There wasn't as much excitement, or drama, or fun without him there. It was nice to see Andy Murray finally win his first grand slam—and who knows whether that would've happened if Nadal hadn't been unable to go? But any time one of the sport's top talents is out of commission for one of the sport's premiere events, the sport suffers.
Tennis suffered without Nadal this September. Imagine what it's going to be like if he misses the 2013 Australian Open, too.
On Tuesday, the Associated Press via SI.com revealed that Nadal still has no set timetable for his return from a knee injury, adding that it is far from a certainty that he'll play in the Australian Open next January.
In addition to the Australian Open, there is a possibility that he could miss the ATP World Tour Finals and the Davis Cup final, both of which are to be held in November—but there was already a distinct possibility he'd miss those.
What we didn't expect was that he wouldn't return for the beginning of 2013. And if that's the case, it would be a huge blow to tennis.

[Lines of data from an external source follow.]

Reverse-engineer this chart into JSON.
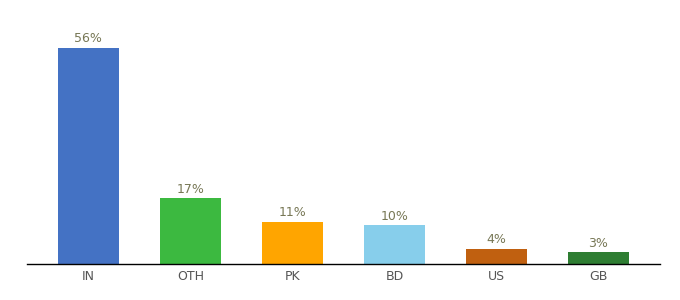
{
  "categories": [
    "IN",
    "OTH",
    "PK",
    "BD",
    "US",
    "GB"
  ],
  "values": [
    56,
    17,
    11,
    10,
    4,
    3
  ],
  "labels": [
    "56%",
    "17%",
    "11%",
    "10%",
    "4%",
    "3%"
  ],
  "bar_colors": [
    "#4472C4",
    "#3CB940",
    "#FFA500",
    "#87CEEB",
    "#C06010",
    "#2E7D32"
  ],
  "background_color": "#ffffff",
  "ylim": [
    0,
    63
  ],
  "label_fontsize": 9,
  "tick_fontsize": 9,
  "figsize": [
    6.8,
    3.0
  ],
  "dpi": 100
}
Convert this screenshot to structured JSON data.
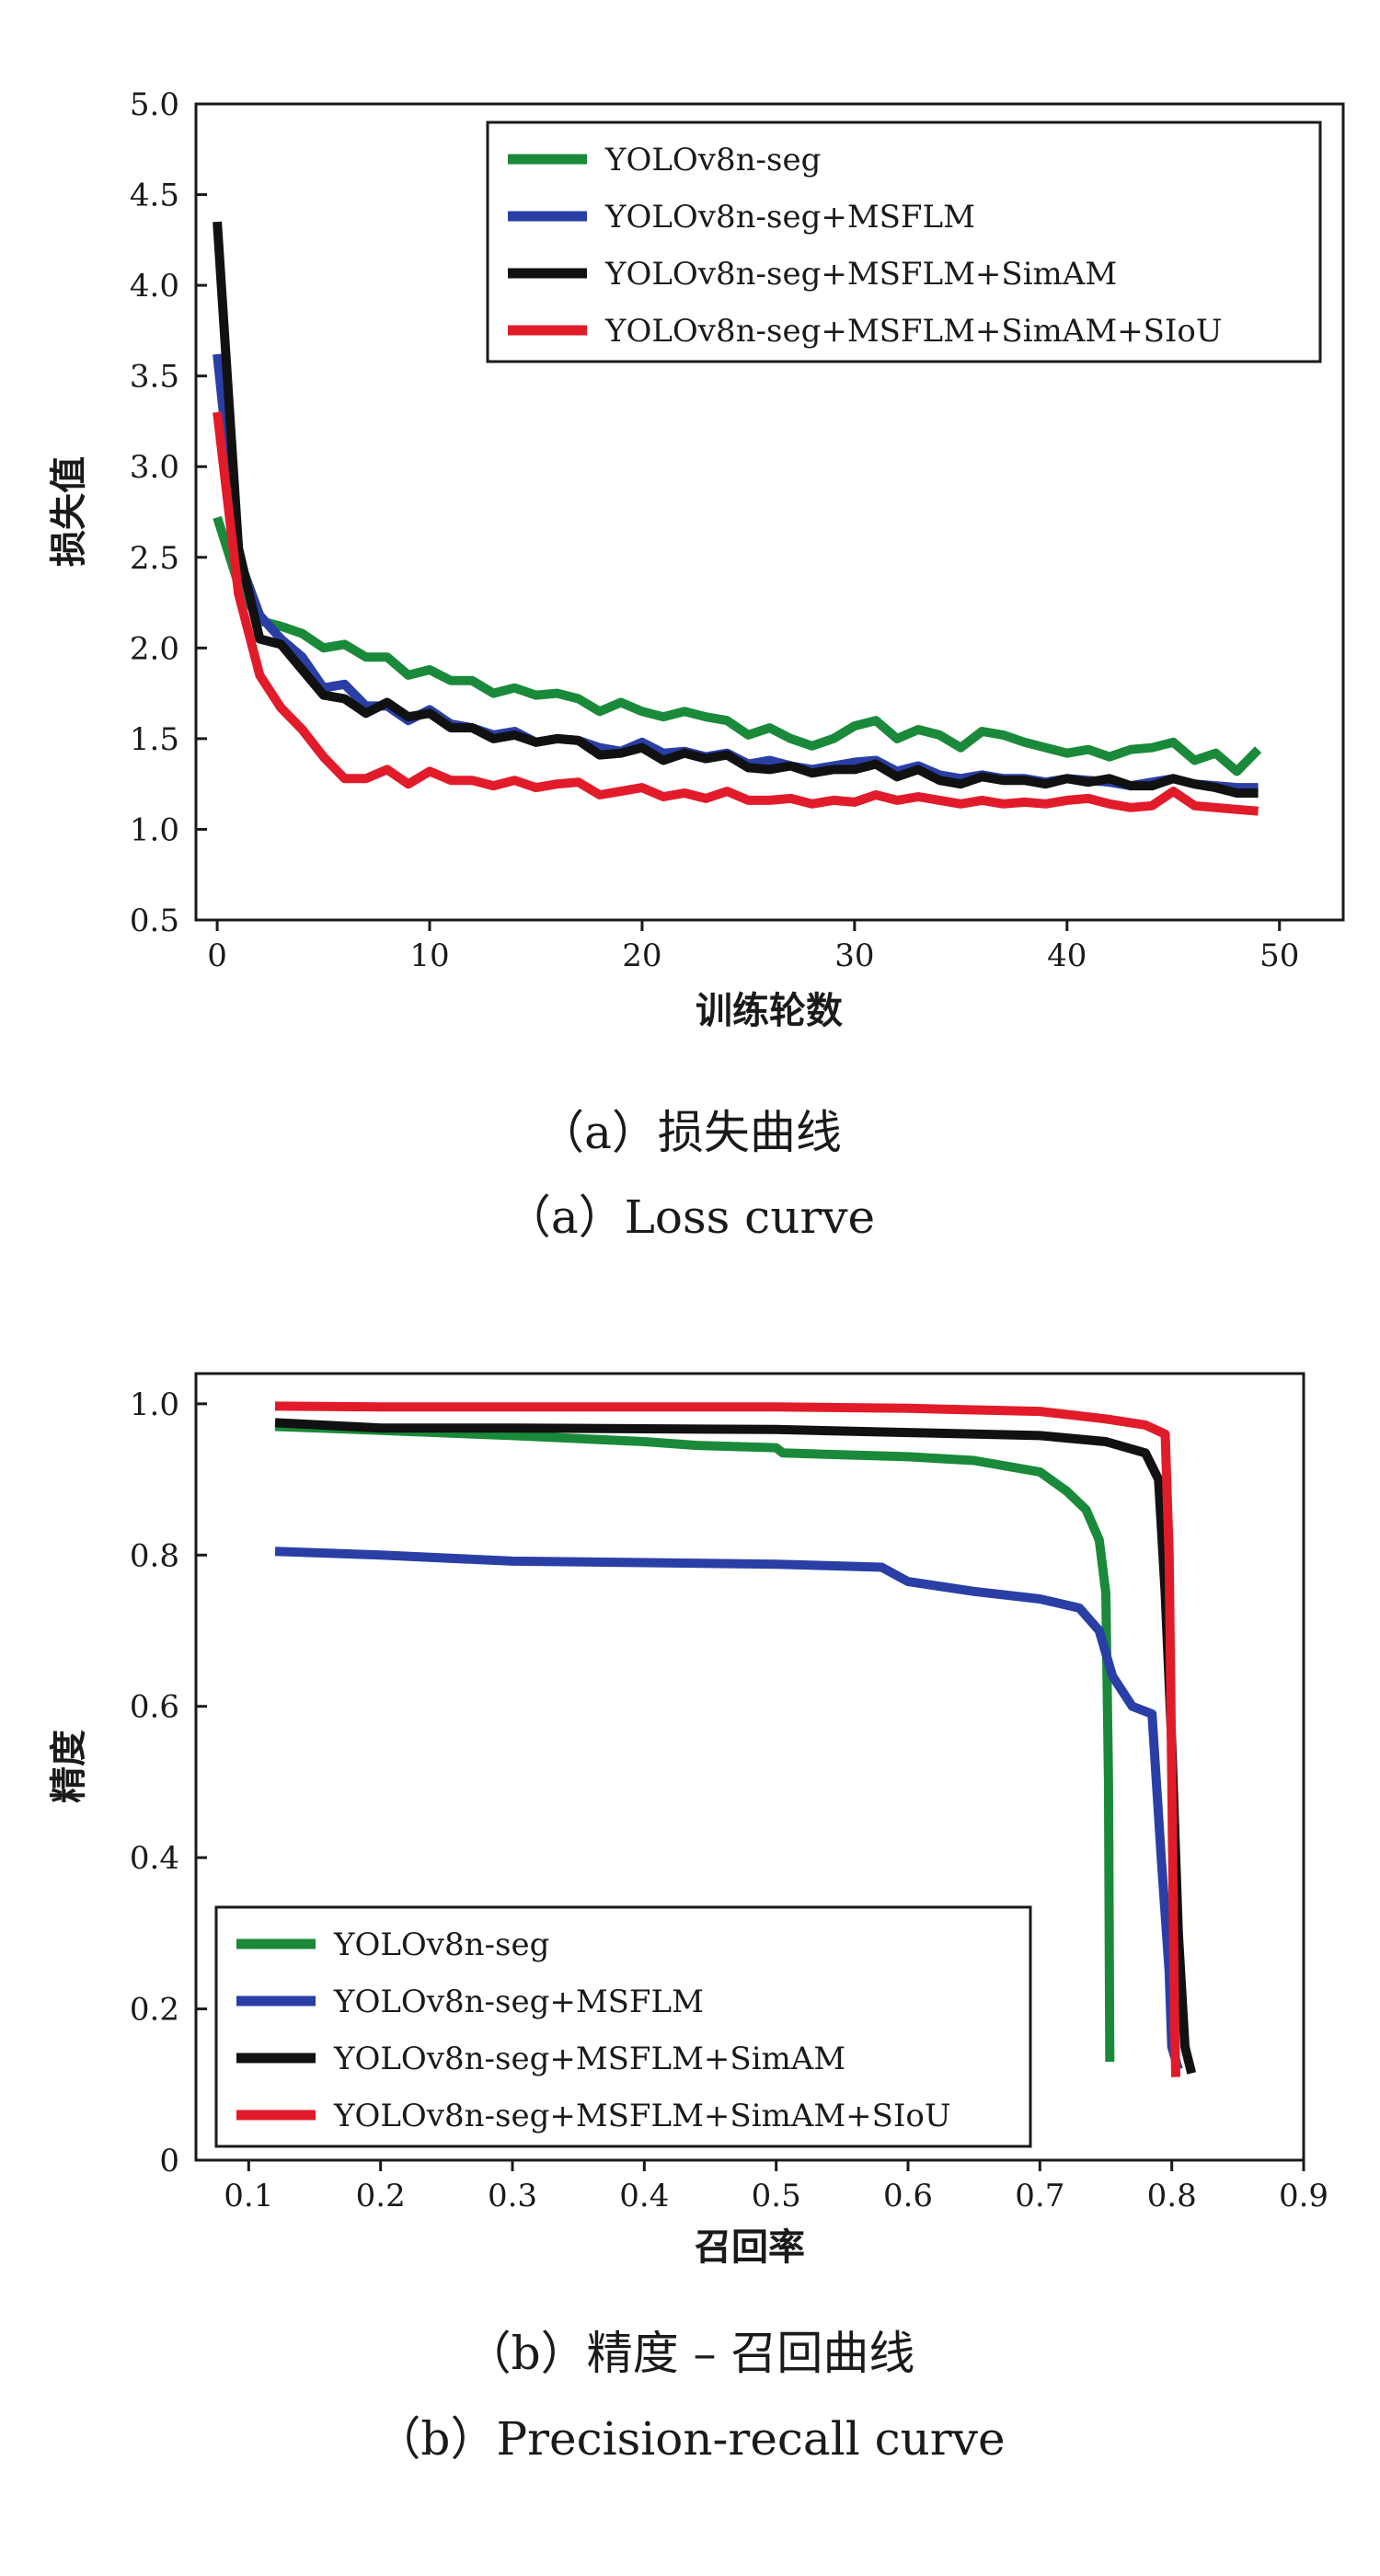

Nadal told the AP this week:
All that is in my mind is to keep working hard to come back. I cannot think about the future because it's not like if you break your arm and you know you will have a few weeks like this, then a few weeks like that and then you are back. … This is a day-by-day thing. I have checks every day to see how I'm improving. I can't predict what will happen.
Clearly, Nadal shouldn't rush back. If he does that, all that will happen is that the knee injury that's kept him off the courts since the second round at Wimbledon will continue to recur. It will continue to keep him out of tennis' biggest events, just like it did for this summer's Olympics and for the U.S. Open.
But there is a big hole without him. That much was clear this September. The winners' victories mean less when they don't have to go through the toughest competition in order to obtain them. Even Nadal's toughest competition has acknowledged the fact that it just isn't as much fun to play without him.
Earlier this month, Roger Federer told China Daily that not having Nadal around is disappointing. According to The Star, John Isner wanted to face Nadal in the Davis Cup because then, a victory would really mean something.
There are always new faces and new stars emerging in the world of tennis. Perhaps Murray is becoming one of the biggest ones. But even as he steps in as a replacement, playing on without Nadal hurts. It negatively impacts the competition, and it negatively impacts the fans.